Faute d’une législation adaptée, la présence d’hexane dans notre alimentation n’est par ailleurs pas indiquée sur les étiquettes car le solvant est considéré comme un “auxiliaire technologique” et non un additif. L’association appelle ainsi à interdire purement et simplement son utilisation dans les procédés de fabrication des produits alimentaires. Bien que le groupe Avril assure n’avoir à ce jour pu trouver “une alternative concluante”, Greenpeace met en avant d’autres procédés, à l’instar de l’extraction par pression “à froid”. L’usage de l’hexane est en outre interdit dans le cahier des charges des produits issus de l’agriculture biologique.

“Comme le prouve le label Bio, l’hexane n’est pas une fatalité : c’est le choix d’industriels qui préfèrent maximiser la production d’huiles plutôt que de préserver la santé humaine, estime Sébastien Loctin, fondateur du collectif En Vérité et de la marque Quintesens.

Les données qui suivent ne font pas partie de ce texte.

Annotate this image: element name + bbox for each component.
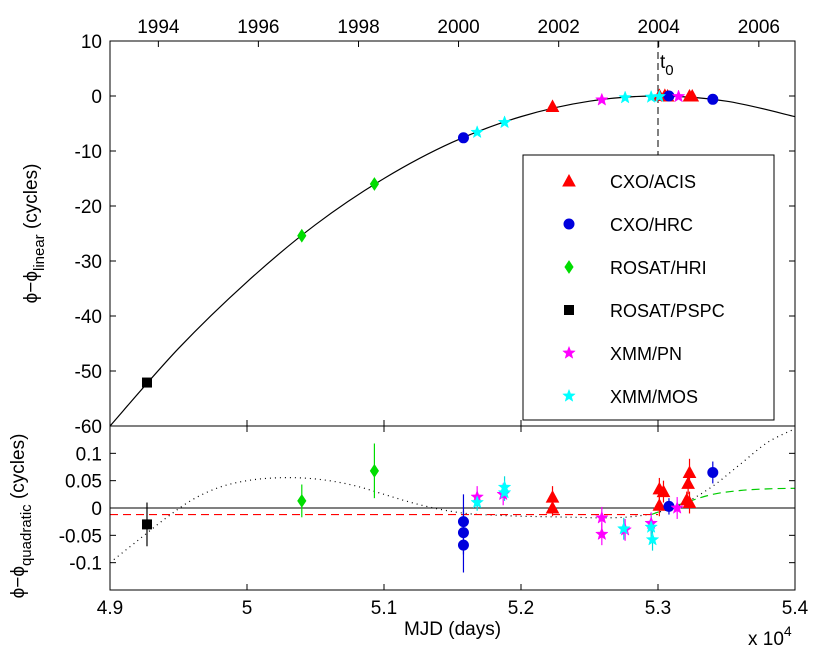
y-tick-label: -40 [75, 307, 102, 328]
point-xmm-pn [671, 89, 686, 103]
residual-xmm-pn [670, 500, 685, 514]
y-tick-label: -50 [75, 362, 102, 383]
year-tick-label: 1998 [337, 17, 379, 38]
residual-xmm-mos [470, 495, 485, 509]
residual-cxo-acis [681, 476, 695, 489]
green-dashed-line [650, 487, 795, 516]
bottom-y-axis-label: ϕ−ϕquadratic (cycles) [8, 434, 35, 599]
bottom-panel: -0.1 -0.05 0 0.05 0.1 4.9 5 5.1 5.2 5.3 5.4 MJD (da… [8, 425, 809, 650]
legend-marker [563, 218, 575, 230]
residual-cxo-acis [545, 490, 560, 503]
y-label-unit: (cycles) [8, 434, 29, 505]
y-label-sub: quadratic [18, 504, 35, 566]
y-tick-label: 0 [91, 87, 102, 108]
legend-marker [564, 305, 574, 315]
legend-box [522, 154, 775, 421]
point-cxo-acis [545, 99, 560, 112]
point-cxo-hrc [663, 90, 675, 102]
x-tick-label: 5.2 [508, 598, 534, 619]
x-tick-label: 5.1 [371, 598, 397, 619]
y-tick-label: 10 [81, 32, 102, 53]
point-cxo-hrc [457, 132, 469, 144]
residual-xmm-pn [594, 527, 609, 541]
top-panel: t0 -60 -50 -40 -30 -20 -10 0 10 1994 1996 1998 2000 2… [21, 17, 796, 438]
legend-label: CXO/ACIS [610, 172, 696, 192]
residual-xmm-pn [594, 510, 609, 524]
dotted-curve [110, 428, 795, 564]
year-tick-label: 2000 [437, 17, 479, 38]
residual-xmm-mos [645, 532, 660, 546]
residual-xmm-mos [616, 521, 631, 535]
point-xmm-pn [594, 92, 609, 106]
residual-cxo-acis [682, 495, 697, 509]
y-label-main: ϕ−ϕ [8, 566, 29, 598]
point-xmm-mos [470, 125, 485, 139]
y-label-unit: (cycles) [21, 164, 42, 235]
x-axis-label: MJD (days) [404, 619, 501, 640]
point-xmm-mos [497, 115, 512, 129]
x-tick-label: 5.4 [782, 598, 809, 619]
legend-label: CXO/HRC [610, 215, 693, 235]
y-label-main: ϕ−ϕ [21, 271, 42, 303]
y-tick-label: 0.05 [65, 472, 102, 493]
y-tick-label: 0 [91, 499, 102, 520]
residual-cxo-acis [545, 500, 560, 514]
legend: CXO/ACIS CXO/HRC ROSAT/HRI ROSAT/PSPC XMM/PN… [522, 154, 775, 421]
year-tick-label: 1996 [237, 17, 279, 38]
x-tick-label: 5 [242, 598, 253, 619]
residual-rosat-hri [297, 493, 307, 508]
y-tick-label: -0.05 [59, 526, 102, 547]
legend-marker [564, 260, 574, 274]
top-y-axis-label: ϕ−ϕlinear (cycles) [21, 164, 48, 304]
x-tick-label: 4.9 [97, 598, 123, 619]
legend-label: ROSAT/HRI [610, 258, 707, 278]
year-tick-label: 2002 [538, 17, 580, 38]
t0-label: t0 [660, 52, 674, 79]
y-tick-label: -30 [75, 252, 102, 273]
point-xmm-mos [652, 89, 667, 103]
y-tick-label: -60 [75, 417, 102, 438]
point-cxo-acis [685, 88, 700, 102]
y-tick-label: -10 [75, 142, 102, 163]
y-tick-label: -20 [75, 197, 102, 218]
residual-cxo-acis [656, 484, 671, 498]
year-tick-label: 2004 [638, 17, 681, 38]
legend-label: ROSAT/PSPC [610, 301, 725, 321]
y-label-sub: linear [31, 234, 48, 271]
residual-rosat-hri [369, 463, 380, 478]
residual-cxo-hrc [707, 466, 719, 478]
residual-cxo-hrc [457, 527, 469, 539]
residual-cxo-hrc [457, 516, 469, 528]
residual-cxo-acis [652, 498, 667, 511]
point-cxo-hrc [707, 93, 719, 105]
x-multiplier: x 104 [748, 623, 792, 650]
year-tick-label: 2006 [738, 17, 780, 38]
y-tick-label: 0.1 [76, 444, 102, 465]
point-rosat-pspc [141, 377, 152, 388]
legend-label: XMM/MOS [610, 387, 698, 407]
legend-marker [562, 388, 576, 402]
x-tick-label: 5.3 [645, 598, 671, 619]
residual-rosat-pspc [141, 519, 152, 530]
point-xmm-mos [618, 90, 632, 104]
y-tick-label: -0.1 [69, 554, 102, 575]
x-multiplier-exponent: 4 [784, 623, 792, 639]
residual-cxo-acis [682, 465, 697, 478]
point-rosat-hri [297, 228, 307, 243]
legend-label: XMM/PN [610, 344, 682, 364]
residual-xmm-mos [644, 519, 659, 533]
legend-marker [562, 345, 576, 359]
point-rosat-hri [369, 177, 380, 191]
year-tick-label: 1994 [137, 17, 180, 38]
residual-cxo-hrc [457, 539, 469, 551]
legend-marker [562, 173, 576, 187]
residual-xmm-mos [497, 485, 512, 499]
t0-subscript: 0 [665, 62, 673, 79]
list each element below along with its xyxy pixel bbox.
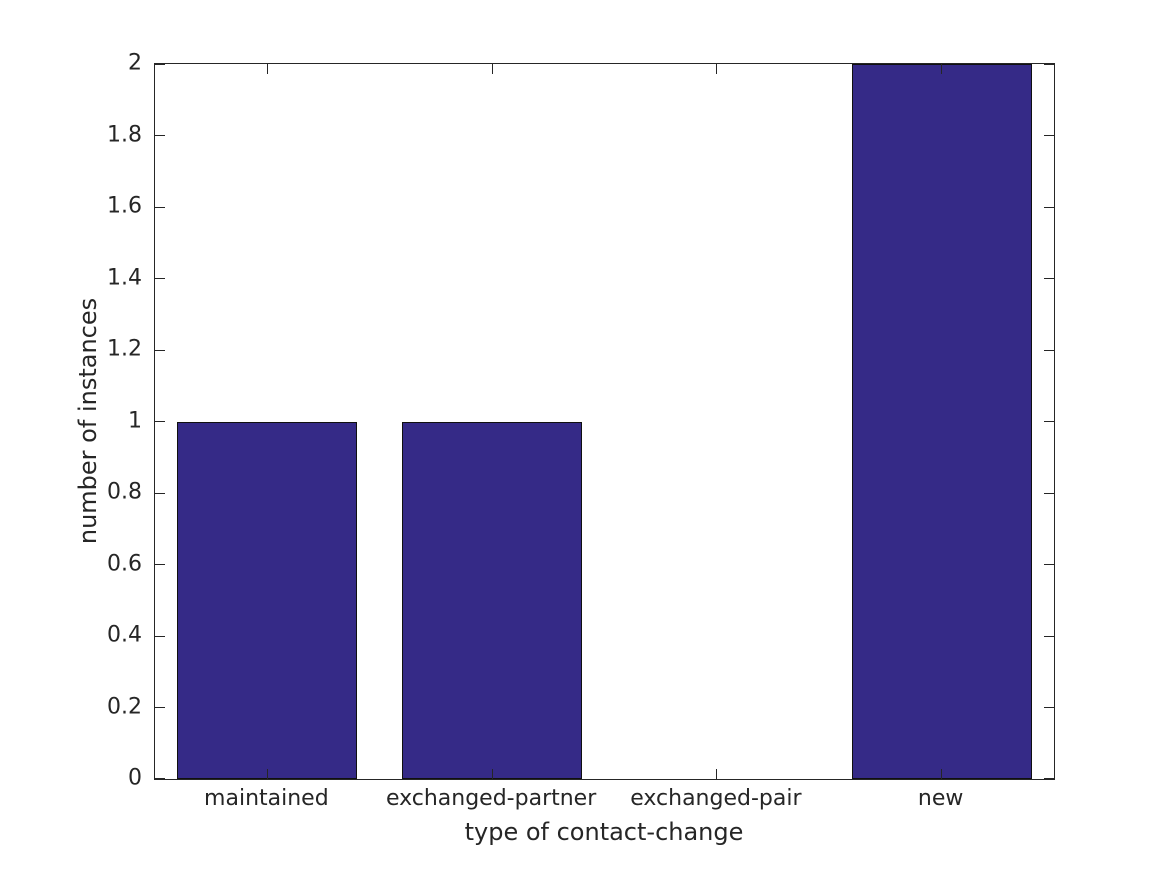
x-category-label-exchanged-pair: exchanged-pair [630,786,802,811]
y-tick-label: 0.2 [107,694,142,719]
y-tick-left [155,421,165,422]
x-tick-bottom [941,769,943,779]
y-tick-label: 1.8 [107,122,142,147]
y-tick-right [1044,206,1054,208]
y-tick-left [155,707,165,708]
y-tick-label: 1 [128,408,142,433]
x-tick-top [716,64,718,74]
x-tick-top [941,64,943,74]
y-tick-right [1044,64,1054,65]
y-tick-right [1044,349,1054,351]
x-category-label-maintained: maintained [204,786,329,811]
y-tick-label: 0.8 [107,479,142,505]
x-axis-label: type of contact-change [464,818,744,846]
y-tick-right [1044,278,1054,279]
y-tick-right [1044,421,1054,422]
y-tick-label: 1.6 [107,193,142,219]
y-tick-label: 0.6 [107,551,142,576]
y-tick-left [155,349,165,351]
y-tick-right [1044,635,1054,637]
y-tick-label: 1.4 [107,265,142,290]
x-tick-bottom [266,769,268,779]
plot-area [154,63,1055,780]
y-tick-left [155,564,165,565]
x-tick-bottom [716,769,718,779]
bar-new [851,64,1032,779]
y-tick-label: 1.2 [107,336,142,362]
y-tick-left [155,135,165,136]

L’urgence aujourd’hui n’est pas seulement d’alerter, mais de changer les règles du jeu : il est temps d’interdire les procédés dangereux et de rendre obligatoire l’information sur les étiquettes des produits alimentaires”. Face à ces alertes, la situation pourrait prochainement évoluer en ce sens. Le 18 septembre, le député Richard Ramos (MoDem) a annoncé le lancement d’une mission parlementaire dans le but de “préparer l’interdiction de ce solvant au profit de solutions respectueuses de la santé et de l’environnement”.

* De l’essence dans nos assiettes. Enquête sur un secret bien huilé, La Découverte, 18/09/25.